Anger has erupted over this afternoon's planned tribute at the republican plot in Milltown Cemetery, west Belfast, where Begley was buried with full IRA honours.
His father Billy told the Belfast Telegraph on Thursday that the family would not be attending.
"We have nothing to do with this event and prefer to remember our son in our own private way," he said.
Mr Begley said his family pray for "all the innocent people who were killed", adding: "We are very sorry for what happened - it was all wrong."
But in a reversal yesterday he said the family would now be attending the memorial.
In a statement issued to the Press Association, Mr Begley stated: "I and members of my family will be in attendance at the dignified and respectful commemoration in memory of our son Thomas being held at the republican plot in Belfast."
Sinn Fein has confirmed that some of its members will also be represented.
Speaking in Dublin yesterday, Sinn Fein president Mary Lou McDonald defended party members attending the event.
"I have consistently said that for us to respect each other and for us to begin the process of healing and reconciliation, we have to allow for remembrance by everybody, by all sides.
"That includes, in this case, the loved ones and families of those who were killed in the bomb and that includes Thomas Begley," Ms McDonald said.
"I know that creates a difficulty for people, it creates controversy, but the truth is for us really to begin the process of putting the conflict to rest and creating a healing environment we have to allow for remembrance on all sides and I'm saying that very conscious of the fact that creates a sensitivity and difficulty for many people," she added.
Relatives of those killed in the Shankill bomb have slammed plans to commemorate Begley's death.
It will take place just four days after hundreds of people from both sides of the community in Northern Ireland marked 25 years since the atrocity.
Charlie Butler, who lost three members of his family in the attack, said it was "gut wrenching" for the families of the victims to see a commemoration was planned for Begley.
Speaking on the BBC's Stephen Nolan Show, he said: "To see people who are going to commemorate someone who murdered children and women, unborn babies and pensioners, I think any society needs to look at itself and know it is not right.
He added: "This was someone who wasn't a victim, this was a perpetrator.
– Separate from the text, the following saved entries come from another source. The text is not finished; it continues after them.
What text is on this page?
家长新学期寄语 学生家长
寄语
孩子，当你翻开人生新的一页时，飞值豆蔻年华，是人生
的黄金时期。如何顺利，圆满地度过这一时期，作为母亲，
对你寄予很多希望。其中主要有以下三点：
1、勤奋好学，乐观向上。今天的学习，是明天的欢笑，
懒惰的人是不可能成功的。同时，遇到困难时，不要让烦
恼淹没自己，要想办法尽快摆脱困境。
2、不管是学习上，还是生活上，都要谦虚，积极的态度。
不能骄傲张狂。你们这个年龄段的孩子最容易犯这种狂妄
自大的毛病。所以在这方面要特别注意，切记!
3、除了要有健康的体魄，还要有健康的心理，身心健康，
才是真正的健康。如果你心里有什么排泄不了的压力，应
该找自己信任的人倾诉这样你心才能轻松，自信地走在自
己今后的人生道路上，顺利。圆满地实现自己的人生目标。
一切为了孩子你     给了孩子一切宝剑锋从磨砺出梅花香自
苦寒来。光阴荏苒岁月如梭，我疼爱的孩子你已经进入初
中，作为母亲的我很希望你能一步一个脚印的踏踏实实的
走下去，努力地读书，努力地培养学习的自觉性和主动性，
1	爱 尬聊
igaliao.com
To glorify perpetrators, it is totally unbelievable in this country. It wouldn't happen in any other country in the world. Shocking."
DUP councillor John Scott, who lost his niece Wilma McKee in the blast, said he was "sickened" that Sinn Fein party members will be attending the event.
"Sinn Fein always talks about equality and that we all come from the one island. This sends a message to say 'to hell with the victims, we are doing what we want to do'.
"It doesn't matter if it was Protestants or Catholics that were killed, Sinn Fein don't seem to worry."